Occurrence - Advantages:
Fixed costs. All premiums for each policy period are known up-front at the time the policy is purchased. There are no additional costs.
Long-term Coverage. Specific coverage periods will always provide coverage for covered claims, up to the limits of liability - regardless of future claims or market limitations.
Aggregate limits accumulation. Professional liability insurance usually has two limits: the first amount is the "per claim" limit, and the second amount is the "annual aggregate" limit. Each year, when the policy is renewed, there is a new aggregate limit assigned for that policy year. This new aggregate limit does not reduce the limit that applied to previous policy years. Thus, for each year of coverage, a separate aggregate limit applies to that year.
Mobility. The occurrence policy makes it easier to change insurance companies without additional costs or potential gaps in coverage - such as the need to purchase an Extended Reporting Period Endorsement or Prior Acts Coverage.
Occurrence - Drawbacks:
Pricing for future costs. Rates are based upon an insurance company's projections of claim costs in future years. Inaccurate projections can severely tax an insurer's ability to meet its future financial obligations - if the premiums charged are not adequate to fund the cost of claims. It's important to consider the long-term financial strength and stability of the insurance company issuing the policy.
Selecting adequate coverage.
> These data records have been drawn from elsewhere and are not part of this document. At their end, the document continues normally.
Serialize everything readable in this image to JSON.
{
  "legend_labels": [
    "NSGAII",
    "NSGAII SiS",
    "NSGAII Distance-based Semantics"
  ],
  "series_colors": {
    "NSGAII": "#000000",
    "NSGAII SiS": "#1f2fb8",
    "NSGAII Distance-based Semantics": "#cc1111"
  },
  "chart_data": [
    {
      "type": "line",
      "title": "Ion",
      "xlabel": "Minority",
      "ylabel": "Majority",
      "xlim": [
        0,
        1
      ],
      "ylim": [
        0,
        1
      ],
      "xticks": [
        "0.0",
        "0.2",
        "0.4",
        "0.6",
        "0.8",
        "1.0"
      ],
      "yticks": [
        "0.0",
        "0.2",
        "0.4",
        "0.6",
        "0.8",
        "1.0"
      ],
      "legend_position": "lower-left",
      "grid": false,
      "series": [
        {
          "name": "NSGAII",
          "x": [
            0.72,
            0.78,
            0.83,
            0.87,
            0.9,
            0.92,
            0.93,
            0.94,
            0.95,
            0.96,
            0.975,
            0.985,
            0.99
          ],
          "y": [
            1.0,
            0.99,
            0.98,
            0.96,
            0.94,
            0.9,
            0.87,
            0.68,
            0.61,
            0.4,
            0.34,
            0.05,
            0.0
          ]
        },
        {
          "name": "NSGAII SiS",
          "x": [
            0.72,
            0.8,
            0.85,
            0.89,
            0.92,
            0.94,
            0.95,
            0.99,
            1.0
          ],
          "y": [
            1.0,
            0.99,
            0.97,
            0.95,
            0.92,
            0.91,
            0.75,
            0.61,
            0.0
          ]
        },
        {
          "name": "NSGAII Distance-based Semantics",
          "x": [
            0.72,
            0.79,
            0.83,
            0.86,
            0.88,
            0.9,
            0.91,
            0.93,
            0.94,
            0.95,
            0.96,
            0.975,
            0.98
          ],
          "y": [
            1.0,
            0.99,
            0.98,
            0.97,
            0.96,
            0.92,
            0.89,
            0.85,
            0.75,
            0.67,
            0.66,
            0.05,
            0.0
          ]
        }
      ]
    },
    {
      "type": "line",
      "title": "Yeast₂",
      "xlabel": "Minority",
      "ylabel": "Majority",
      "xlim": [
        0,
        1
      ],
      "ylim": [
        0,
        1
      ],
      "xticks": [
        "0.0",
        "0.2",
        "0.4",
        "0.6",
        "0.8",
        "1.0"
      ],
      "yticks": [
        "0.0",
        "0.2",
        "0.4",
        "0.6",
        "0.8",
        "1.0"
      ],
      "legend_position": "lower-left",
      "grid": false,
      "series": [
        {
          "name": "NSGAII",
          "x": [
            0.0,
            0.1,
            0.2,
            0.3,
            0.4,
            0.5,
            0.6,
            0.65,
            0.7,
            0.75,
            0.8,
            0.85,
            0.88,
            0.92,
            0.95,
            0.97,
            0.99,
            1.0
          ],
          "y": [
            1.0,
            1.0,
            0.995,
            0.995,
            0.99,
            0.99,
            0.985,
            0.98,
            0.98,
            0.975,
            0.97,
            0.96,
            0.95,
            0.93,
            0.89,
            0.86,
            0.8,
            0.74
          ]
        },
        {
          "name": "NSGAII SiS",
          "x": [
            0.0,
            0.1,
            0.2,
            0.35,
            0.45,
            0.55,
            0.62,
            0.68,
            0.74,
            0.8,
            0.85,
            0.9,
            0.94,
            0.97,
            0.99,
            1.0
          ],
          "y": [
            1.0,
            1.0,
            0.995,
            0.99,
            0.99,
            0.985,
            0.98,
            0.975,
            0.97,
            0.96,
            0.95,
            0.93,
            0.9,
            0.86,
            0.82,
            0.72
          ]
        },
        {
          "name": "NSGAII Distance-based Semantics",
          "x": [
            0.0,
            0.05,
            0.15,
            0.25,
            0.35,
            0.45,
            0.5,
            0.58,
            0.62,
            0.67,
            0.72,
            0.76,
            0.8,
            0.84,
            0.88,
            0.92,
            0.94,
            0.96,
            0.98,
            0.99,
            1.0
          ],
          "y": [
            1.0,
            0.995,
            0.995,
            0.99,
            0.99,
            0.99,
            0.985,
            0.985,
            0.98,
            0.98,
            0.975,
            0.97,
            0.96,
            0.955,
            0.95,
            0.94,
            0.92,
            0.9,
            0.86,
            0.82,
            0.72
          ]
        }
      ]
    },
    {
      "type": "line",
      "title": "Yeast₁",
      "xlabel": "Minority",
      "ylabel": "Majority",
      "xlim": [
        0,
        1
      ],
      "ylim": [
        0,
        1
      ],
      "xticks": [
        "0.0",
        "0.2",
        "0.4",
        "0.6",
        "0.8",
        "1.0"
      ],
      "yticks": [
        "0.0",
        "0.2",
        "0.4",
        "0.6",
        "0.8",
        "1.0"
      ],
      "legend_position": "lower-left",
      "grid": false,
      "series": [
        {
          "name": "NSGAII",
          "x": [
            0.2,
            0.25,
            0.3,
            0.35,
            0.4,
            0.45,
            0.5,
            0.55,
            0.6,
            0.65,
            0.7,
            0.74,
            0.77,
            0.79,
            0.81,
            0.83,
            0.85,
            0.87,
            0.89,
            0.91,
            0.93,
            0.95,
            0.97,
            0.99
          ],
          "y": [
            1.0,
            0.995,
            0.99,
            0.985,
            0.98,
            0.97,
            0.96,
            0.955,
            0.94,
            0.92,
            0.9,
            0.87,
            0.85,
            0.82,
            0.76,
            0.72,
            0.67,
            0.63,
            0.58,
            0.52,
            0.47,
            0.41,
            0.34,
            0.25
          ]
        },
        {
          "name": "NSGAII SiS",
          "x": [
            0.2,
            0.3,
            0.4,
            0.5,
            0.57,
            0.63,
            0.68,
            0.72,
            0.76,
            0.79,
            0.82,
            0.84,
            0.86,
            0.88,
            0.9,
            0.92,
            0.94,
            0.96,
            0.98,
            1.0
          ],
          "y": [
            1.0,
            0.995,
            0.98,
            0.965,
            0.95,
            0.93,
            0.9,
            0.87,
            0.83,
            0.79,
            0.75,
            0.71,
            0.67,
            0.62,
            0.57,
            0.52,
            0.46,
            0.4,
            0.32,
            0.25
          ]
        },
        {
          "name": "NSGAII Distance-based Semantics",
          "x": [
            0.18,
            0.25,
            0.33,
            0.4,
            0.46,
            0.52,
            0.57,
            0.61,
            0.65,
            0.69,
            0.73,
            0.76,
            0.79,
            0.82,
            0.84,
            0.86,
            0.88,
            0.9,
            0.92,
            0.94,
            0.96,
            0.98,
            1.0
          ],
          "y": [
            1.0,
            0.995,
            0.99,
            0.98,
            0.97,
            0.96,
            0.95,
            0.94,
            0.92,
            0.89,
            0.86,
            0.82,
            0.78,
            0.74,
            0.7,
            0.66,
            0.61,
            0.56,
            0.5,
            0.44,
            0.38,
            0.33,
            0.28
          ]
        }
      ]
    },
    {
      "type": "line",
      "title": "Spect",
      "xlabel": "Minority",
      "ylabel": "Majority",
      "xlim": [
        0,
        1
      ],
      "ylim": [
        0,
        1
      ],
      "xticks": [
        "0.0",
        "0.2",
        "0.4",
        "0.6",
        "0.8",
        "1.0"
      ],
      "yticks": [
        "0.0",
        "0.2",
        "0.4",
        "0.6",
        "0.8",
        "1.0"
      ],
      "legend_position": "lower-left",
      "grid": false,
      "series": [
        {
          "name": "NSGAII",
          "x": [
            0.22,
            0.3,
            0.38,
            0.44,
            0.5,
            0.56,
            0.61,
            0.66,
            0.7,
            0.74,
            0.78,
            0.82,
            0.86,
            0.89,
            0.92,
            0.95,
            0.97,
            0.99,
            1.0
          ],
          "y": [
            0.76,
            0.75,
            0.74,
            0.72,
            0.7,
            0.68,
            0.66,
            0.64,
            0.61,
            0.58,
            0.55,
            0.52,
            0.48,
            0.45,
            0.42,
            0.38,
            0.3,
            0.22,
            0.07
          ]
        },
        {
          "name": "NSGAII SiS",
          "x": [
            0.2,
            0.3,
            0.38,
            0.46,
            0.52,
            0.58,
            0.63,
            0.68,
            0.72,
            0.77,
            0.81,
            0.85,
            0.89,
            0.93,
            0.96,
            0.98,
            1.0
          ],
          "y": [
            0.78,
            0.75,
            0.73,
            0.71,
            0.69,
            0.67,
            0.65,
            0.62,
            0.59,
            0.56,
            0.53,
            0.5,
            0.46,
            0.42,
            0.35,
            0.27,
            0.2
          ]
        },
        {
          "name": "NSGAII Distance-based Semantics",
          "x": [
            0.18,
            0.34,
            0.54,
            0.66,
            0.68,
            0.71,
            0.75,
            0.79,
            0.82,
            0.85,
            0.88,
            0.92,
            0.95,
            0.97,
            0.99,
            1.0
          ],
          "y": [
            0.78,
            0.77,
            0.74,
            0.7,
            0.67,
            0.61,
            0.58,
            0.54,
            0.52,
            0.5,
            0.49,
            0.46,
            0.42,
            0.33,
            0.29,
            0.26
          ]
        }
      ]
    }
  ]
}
It may be difficult to determine whether liability limits purchased today will be adequate for future claim costs. Factors that decide the size of future claim costs include the impact of inflation, as well as other trends, such as high court costs.
Help Safeguard your Practice - options to consider
You may want to consider two options in the event you change from a claims-made policy with one insurance company to another - or your claims-made policy is cancelled, non-renewed or replaced by an occurrence policy.
Extended Reporting Period Endorsement
The first option, known as an Extended Reporting Period Endorsement, allows you to report a claim to your prior insurance company after the policy has ended. It provides insurance for covered claims that arise out of incidents that occurred during the policy period, up to the date the policy ended.
You must pay an additional premium for Extended Reporting Period coverage-possibly as much as two or more times your current year's premium. Some insurance companies offer this endorsement at no charge - if certain special policy conditions are met by the policyholder.
Prior Acts Coverage
The second option is known as Prior Acts Coverage. Many insurance companies - and those plans offered through HPSO -- offer this option to safeguard insureds who had claims-made coverage immediately prior to the current policy period, but with a different insurance company - and who did not purchase an Extended Reporting Period Endorsement from that company when the policy ended.
Prior Acts Coverage provides insurance against claims arising out of incidents that happened before the inception or effective date of a new policy. Some companies may charge an additional premium for this coverage.
Let's say you purchased a claims-made policy from Adequate Insurance Company, with an effective date of January 1, 2004 and liability limits of $200,000. At the end of 2004, you elect to move your coverage to Improved Insurance Company under your original Retro Date of January 1, 2004. You think Improved is a financially stronger company, and their policy offers higher limits of $250,000 and includes Prior Acts coverage. You are then sued in 2006 for treatment you provided in June of 2004. You would be covered, since the incident occurred while your coverage -- extended by the Prior Acts endorsement -- was in place. However, it would be Improved Insurance Company that would respond to the claim, and under the terms of the current policy - the higher limits of $250,000.
Once you moved your coverage to Improved Insurance Company, the ability of Adequate to pay claims is no longer an issue, as they are no longer responsible for paying claims under your policy.